Hillary and a boy named Hsu

In her quest for the presidency, Hillary Clinton must dampen the suspicion, shared by many, that she is just another establishment shill for the status quo. Clearly, her most devoted supporters don't see her that way; nor does she. The problem at the moment, however, is that the Norman Hsu scandal is threatening to become a metaphor for Clintonian politics as usual.

Addicted to the money race, virtually all the major presidential candidates have come to rely on "bundlers" - free-lance power players who hit up their hundreds of friends, employes, associates, and acquaintances for campaign donations, then bundle them for delivery to the grateful White House aspirant - and at times there have been bipartisan embarrassments.

Roughly a dozen of George W. Bush's bundlers were investigated for sleazy business dealings; one was Jack Abramoff, the GOP super-lobbyist who now lives in the slammer, and another was Thomas Noe, an Ohio player who pleaded guilty to embezzling state money and laundering his own campaign donations through his employes. Mitt Romney was embarrassed recently by a bundler who got indicted on fraud charges. A John Edwards 2004 bundler has been indicted on a laundering charge similar to Noe's. One of Barack Obama's bundler's was indicted last autumn on fraud charges.

But with regards to the Norman Hsu saga...well, this guy (now under arrest after trying to flee a new court appearance on an old fraud charge) is in a class by himself. He raised at least $850,000 for Hillary - an amount that dwarfs the known output of all other bundlers - and he seemed to have a suspicious talent for bundling campaign donations from people of quite modest means. Consider, for instance, the Paw family in California, which has somehow managed to donate roughly $300,000 to various candidates (including Hillary) over the past three years, even though the Paw head of household is a mail carrier with annual earnings of $49,000.

The FBI is conducting preliminary inquiries into Hsu's bundling activities and business dealings; the Manhattan DA is investigating whether Hsu bilked a private equity firm in a Ponzi scheme. But what interests me is how the Clinton campaign has reacted to all this:

With all the speed of a turtle trundling through molasses.

Its first response, last June, was total denial. When a California businessman reportedly emailed the campaign to warn that "there is a significant probability that a man using the name of Norman Hsu is running a Ponzi scheme," a campaign official emailed back to say, "I can tell you with 100 certainty that Norman Hsu is NOT involved in a ponzi scheme. He is COMPLETELY legit."

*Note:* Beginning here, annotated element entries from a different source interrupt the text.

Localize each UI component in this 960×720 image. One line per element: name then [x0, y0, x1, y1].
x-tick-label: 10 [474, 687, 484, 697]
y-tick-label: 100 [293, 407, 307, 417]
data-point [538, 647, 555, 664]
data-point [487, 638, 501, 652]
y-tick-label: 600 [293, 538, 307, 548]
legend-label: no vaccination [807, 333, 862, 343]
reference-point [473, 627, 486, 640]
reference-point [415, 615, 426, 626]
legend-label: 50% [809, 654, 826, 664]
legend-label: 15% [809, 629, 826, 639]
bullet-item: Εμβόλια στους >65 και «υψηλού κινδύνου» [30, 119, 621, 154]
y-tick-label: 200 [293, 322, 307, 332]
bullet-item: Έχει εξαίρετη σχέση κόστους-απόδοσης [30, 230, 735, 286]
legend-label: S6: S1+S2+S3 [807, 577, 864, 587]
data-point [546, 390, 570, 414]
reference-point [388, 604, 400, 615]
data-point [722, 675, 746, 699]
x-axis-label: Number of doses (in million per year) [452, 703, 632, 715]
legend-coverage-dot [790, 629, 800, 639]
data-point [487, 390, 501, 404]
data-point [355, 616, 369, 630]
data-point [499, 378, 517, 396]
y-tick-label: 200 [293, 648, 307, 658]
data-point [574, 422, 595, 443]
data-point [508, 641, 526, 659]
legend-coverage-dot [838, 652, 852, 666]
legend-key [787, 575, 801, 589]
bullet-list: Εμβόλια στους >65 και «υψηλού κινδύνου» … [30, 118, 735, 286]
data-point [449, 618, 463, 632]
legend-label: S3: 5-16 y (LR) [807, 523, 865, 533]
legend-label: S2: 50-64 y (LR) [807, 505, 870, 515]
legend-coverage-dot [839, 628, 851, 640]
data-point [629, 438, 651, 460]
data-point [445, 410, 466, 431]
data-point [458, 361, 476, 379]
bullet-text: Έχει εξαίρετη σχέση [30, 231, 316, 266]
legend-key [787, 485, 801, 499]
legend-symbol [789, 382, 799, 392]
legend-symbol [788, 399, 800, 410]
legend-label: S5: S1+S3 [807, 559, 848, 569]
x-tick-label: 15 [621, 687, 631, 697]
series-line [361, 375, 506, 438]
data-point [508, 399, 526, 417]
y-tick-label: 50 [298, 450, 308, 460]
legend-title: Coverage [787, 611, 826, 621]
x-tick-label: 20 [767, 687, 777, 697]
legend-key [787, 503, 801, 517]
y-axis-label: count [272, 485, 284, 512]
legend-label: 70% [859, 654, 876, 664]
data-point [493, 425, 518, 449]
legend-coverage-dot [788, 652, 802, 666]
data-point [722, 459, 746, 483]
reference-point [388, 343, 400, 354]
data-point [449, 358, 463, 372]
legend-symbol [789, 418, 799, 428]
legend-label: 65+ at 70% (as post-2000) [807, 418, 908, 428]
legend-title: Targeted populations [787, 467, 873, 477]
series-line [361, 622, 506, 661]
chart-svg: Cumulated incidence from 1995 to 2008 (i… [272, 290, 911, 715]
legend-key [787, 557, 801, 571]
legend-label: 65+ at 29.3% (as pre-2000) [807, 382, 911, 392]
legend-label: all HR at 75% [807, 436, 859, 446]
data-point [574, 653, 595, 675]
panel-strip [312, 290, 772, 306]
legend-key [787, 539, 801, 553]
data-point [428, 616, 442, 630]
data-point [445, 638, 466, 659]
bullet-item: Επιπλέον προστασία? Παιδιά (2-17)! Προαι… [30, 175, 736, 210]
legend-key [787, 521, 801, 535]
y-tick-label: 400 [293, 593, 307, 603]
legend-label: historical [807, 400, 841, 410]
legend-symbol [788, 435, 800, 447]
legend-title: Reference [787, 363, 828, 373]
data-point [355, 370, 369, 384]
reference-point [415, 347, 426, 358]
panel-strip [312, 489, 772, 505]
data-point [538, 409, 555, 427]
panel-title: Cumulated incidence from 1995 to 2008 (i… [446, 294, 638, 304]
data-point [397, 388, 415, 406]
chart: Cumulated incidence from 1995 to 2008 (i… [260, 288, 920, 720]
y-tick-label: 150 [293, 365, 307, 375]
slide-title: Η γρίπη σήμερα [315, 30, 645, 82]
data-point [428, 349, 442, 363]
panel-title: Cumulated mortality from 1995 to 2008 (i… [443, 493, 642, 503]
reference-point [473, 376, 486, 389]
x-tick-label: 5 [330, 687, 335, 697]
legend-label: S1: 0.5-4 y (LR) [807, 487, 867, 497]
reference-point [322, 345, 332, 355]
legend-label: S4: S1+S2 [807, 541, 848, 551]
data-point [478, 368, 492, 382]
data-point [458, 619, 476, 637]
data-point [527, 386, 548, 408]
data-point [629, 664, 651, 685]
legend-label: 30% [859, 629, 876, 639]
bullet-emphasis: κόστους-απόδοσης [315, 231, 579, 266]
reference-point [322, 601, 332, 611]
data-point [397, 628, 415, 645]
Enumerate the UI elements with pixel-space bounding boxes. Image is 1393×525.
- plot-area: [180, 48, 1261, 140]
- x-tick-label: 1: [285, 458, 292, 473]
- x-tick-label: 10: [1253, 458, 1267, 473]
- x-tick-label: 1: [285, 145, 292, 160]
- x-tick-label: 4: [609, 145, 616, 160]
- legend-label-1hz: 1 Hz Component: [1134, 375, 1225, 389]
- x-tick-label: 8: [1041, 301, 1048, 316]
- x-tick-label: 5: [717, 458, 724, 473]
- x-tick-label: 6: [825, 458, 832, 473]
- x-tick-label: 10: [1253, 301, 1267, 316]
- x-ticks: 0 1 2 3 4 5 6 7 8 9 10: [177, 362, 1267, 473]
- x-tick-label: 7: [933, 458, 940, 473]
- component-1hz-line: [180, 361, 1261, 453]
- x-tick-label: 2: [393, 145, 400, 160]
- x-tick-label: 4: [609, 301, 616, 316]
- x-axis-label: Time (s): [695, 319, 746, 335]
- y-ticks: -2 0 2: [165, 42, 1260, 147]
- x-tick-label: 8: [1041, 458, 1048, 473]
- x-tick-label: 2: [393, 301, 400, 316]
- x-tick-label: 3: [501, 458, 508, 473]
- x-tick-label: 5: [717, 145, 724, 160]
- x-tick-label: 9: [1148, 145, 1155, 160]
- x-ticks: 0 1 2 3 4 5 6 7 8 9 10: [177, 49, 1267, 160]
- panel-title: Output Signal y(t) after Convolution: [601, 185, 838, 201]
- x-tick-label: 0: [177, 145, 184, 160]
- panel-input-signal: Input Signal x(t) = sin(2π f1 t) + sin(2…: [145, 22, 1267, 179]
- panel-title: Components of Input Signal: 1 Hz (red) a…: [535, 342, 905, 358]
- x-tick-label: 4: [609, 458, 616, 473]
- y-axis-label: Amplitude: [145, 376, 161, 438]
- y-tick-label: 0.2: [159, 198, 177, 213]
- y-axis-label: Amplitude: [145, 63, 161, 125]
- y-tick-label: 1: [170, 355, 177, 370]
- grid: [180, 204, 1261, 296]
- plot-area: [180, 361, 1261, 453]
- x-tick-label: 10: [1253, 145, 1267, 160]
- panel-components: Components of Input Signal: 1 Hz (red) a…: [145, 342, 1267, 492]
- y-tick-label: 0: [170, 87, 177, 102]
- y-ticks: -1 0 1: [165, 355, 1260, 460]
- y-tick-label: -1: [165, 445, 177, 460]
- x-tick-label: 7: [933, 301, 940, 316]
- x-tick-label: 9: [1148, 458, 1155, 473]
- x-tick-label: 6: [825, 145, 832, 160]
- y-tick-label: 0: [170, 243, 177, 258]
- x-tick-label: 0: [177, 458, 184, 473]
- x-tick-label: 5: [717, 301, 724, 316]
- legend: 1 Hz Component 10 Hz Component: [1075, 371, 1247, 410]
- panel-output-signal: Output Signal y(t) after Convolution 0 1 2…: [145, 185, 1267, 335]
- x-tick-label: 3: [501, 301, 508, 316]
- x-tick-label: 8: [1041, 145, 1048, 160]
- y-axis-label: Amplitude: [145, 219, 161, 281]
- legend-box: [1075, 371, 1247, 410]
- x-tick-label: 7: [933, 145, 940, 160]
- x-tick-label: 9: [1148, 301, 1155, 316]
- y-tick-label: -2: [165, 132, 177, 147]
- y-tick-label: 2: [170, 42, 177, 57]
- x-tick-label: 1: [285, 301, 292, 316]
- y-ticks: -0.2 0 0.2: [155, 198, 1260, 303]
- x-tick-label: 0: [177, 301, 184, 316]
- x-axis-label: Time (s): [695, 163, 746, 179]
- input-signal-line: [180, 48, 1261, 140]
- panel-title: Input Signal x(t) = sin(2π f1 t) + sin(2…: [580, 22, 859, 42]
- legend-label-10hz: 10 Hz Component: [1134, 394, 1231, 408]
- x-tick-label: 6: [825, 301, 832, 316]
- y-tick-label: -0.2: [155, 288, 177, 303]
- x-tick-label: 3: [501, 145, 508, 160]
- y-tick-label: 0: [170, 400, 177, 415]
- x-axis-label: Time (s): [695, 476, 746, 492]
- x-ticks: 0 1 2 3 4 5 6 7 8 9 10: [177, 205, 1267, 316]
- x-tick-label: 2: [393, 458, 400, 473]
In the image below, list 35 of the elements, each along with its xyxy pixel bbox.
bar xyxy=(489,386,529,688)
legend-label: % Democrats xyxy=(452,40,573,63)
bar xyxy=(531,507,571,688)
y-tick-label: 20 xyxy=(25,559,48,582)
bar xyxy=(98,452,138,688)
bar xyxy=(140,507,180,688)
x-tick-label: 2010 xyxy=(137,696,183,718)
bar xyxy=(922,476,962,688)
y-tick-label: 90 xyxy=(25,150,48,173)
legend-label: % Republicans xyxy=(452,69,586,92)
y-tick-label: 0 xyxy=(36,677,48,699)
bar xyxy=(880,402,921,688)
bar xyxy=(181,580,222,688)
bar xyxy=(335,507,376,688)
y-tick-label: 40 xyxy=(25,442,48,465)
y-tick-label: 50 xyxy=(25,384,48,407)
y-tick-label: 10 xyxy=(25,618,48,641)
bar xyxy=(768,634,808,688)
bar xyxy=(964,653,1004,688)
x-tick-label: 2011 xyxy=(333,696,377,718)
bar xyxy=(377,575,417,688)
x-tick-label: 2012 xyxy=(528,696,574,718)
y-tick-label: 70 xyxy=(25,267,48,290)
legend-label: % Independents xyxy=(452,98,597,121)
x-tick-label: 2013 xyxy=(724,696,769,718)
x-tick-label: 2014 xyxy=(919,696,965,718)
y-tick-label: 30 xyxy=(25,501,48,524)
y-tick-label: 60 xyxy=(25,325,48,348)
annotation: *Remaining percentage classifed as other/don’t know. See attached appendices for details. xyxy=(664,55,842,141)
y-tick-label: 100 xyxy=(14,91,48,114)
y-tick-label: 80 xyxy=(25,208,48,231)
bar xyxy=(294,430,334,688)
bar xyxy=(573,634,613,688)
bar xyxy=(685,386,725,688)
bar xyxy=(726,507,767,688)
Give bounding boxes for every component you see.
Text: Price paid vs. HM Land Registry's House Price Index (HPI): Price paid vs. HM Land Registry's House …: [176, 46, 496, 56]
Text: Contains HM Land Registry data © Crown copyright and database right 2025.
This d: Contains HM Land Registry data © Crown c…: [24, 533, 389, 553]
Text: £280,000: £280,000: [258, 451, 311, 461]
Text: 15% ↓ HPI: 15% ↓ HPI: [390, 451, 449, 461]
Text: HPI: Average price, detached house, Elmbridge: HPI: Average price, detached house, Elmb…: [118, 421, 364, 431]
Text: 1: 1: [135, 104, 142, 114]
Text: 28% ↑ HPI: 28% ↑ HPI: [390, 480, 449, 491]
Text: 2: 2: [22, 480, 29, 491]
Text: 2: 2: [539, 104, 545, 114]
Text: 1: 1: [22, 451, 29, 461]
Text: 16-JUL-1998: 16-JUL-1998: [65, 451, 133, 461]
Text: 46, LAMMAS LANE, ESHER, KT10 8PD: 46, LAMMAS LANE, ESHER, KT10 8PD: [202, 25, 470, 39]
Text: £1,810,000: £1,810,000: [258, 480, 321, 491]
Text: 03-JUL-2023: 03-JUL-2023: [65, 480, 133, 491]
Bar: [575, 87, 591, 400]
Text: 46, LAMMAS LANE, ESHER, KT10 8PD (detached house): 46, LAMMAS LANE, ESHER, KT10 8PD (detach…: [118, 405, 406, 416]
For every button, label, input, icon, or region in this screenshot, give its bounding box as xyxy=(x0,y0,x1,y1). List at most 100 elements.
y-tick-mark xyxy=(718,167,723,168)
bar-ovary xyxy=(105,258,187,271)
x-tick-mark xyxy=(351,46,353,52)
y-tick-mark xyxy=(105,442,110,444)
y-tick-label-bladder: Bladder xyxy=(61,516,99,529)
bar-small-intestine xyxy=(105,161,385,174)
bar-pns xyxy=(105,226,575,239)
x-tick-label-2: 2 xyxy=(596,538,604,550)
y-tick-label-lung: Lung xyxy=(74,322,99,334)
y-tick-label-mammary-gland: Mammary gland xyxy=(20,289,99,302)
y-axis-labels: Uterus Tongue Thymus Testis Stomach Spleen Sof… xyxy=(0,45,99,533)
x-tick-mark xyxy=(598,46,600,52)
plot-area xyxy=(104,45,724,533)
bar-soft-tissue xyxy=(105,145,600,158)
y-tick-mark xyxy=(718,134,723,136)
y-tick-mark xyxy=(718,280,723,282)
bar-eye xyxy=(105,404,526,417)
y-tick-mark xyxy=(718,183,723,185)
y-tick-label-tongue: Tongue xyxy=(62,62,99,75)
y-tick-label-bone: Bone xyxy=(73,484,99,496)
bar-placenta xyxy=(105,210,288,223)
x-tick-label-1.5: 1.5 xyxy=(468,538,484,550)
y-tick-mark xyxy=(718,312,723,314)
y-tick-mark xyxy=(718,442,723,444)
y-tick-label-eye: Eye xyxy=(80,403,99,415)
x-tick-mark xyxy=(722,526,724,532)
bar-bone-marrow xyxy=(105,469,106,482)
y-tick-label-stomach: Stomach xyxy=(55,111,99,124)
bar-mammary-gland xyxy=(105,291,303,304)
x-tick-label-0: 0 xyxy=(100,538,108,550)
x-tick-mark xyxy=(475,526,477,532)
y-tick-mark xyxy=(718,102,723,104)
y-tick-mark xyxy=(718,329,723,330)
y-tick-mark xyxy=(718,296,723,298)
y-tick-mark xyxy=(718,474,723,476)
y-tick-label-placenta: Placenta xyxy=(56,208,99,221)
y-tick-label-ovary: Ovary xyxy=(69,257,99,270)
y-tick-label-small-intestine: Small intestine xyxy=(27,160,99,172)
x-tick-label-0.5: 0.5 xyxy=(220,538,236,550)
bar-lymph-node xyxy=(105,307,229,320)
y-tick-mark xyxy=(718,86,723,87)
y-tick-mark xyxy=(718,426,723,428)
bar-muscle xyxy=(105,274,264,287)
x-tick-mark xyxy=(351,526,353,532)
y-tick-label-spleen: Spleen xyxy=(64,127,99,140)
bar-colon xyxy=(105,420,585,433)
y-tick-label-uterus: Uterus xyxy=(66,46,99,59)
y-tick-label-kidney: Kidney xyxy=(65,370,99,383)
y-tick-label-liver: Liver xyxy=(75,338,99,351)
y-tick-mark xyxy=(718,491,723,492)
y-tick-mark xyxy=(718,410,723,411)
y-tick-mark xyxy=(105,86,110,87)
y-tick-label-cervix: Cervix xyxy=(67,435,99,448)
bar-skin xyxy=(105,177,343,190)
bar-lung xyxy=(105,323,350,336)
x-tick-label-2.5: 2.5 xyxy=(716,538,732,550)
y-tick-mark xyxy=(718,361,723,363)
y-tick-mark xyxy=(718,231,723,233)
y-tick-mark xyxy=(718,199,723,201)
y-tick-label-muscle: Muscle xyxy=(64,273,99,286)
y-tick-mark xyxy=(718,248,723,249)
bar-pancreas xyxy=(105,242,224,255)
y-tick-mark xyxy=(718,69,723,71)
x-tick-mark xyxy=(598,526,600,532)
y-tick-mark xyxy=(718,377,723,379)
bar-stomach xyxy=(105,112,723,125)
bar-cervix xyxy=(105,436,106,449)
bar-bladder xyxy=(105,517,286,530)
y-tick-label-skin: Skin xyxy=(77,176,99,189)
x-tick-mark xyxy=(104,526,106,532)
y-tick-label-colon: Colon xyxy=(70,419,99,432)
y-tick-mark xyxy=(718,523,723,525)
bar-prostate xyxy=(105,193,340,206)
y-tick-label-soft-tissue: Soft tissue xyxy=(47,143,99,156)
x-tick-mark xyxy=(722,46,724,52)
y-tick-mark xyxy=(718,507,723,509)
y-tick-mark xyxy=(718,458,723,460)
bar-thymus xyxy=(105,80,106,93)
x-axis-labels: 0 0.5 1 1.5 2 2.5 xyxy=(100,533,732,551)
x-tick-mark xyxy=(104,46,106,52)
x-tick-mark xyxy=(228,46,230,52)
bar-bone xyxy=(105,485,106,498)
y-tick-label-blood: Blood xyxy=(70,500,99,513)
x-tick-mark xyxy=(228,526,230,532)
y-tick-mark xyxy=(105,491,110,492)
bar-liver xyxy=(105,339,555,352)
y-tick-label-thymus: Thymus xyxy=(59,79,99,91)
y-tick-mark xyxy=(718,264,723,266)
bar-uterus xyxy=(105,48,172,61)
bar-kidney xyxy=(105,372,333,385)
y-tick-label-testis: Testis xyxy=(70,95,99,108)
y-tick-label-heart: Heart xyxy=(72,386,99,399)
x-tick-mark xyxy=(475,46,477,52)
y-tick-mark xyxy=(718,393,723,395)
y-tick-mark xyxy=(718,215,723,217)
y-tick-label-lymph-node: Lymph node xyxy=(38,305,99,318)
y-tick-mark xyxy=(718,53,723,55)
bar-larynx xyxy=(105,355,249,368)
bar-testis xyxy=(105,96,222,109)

Its second response, also last June, was to search public records for information about Hsu, but aides turned up nothing. Apparently they didn't look very hard, because The Washington Post pointed out yesterday that "a commonly used public record search shows that Hsu had multiple business lawsuits filed against him dating back to 1985, filed for bankruptcy in 1990, and was a defendant in two Californis court matters listed as possible criminal cases."

The campaign's third response, when suspicions about Hsu surfaced in the press in late August, was to praise their bundler. A Clinton flak said: "Norman Hsu is a longtime and generous supporter of the Democratic party and its candidates, including Senator Clinton. During Mr. Hsu’s many years of active participation in the political process, there has been no question about his integrity or his commitment to playing by the rules, and we have absolutely no reason to call his contributions into question." The campaign also said that it would not return any of the Hsu-related campaign contributions.

The campaign's fourth response was to grudgingly give ground. After it became clear that Hsu was a fugitive from justice, and after other Democratic candidates made it clear that they intended to purge themselves of Hsu money, Clinton did the same, by donating to charity $23,000 that Hsu had personally donated. But the campaign made this announcement in the early evening, after most East Coast news deadlines...and made it clear that Clinton was refusing to give back the donations that Hsu had bundled from others.

The campaign's fifth response came this past Monday evening. After learning that the FBI was on Hsu's trail, and after learning that The Los Angeles Times had obtained those aforementioned emails (the heads-up from the California businessman, and the 100 percent denial from the campaign), Clinton decided to give back the donations that Hsu had bundled from others. That's the $850,000. But the campaign, to soften the blow, made this announcement in the early evening (sound familiar?), after most East Coast news deadlines, and after the network news shows had gone on the air in the East, mostly with the dominant coverage of the Petraus hearings on Iraq. And now the campaign is refusing to disclose the names of the 260 bundlees who are poised to get their money back.

Bottom line: If Hillary Clinton intends to stump for the presidency by associating herself with only the upside of her husband's presidency (economic prosperity, for instance), while skipping past the downside (the campaign finance scandals of 1996, for instance), she may well need to become more vigilant in her responses to the Hsu disclosures, and others that might come along. Otherwise, she might have a problem convincing independent swing voters that she, more than her rivals, best embodies the politics of change in Washington.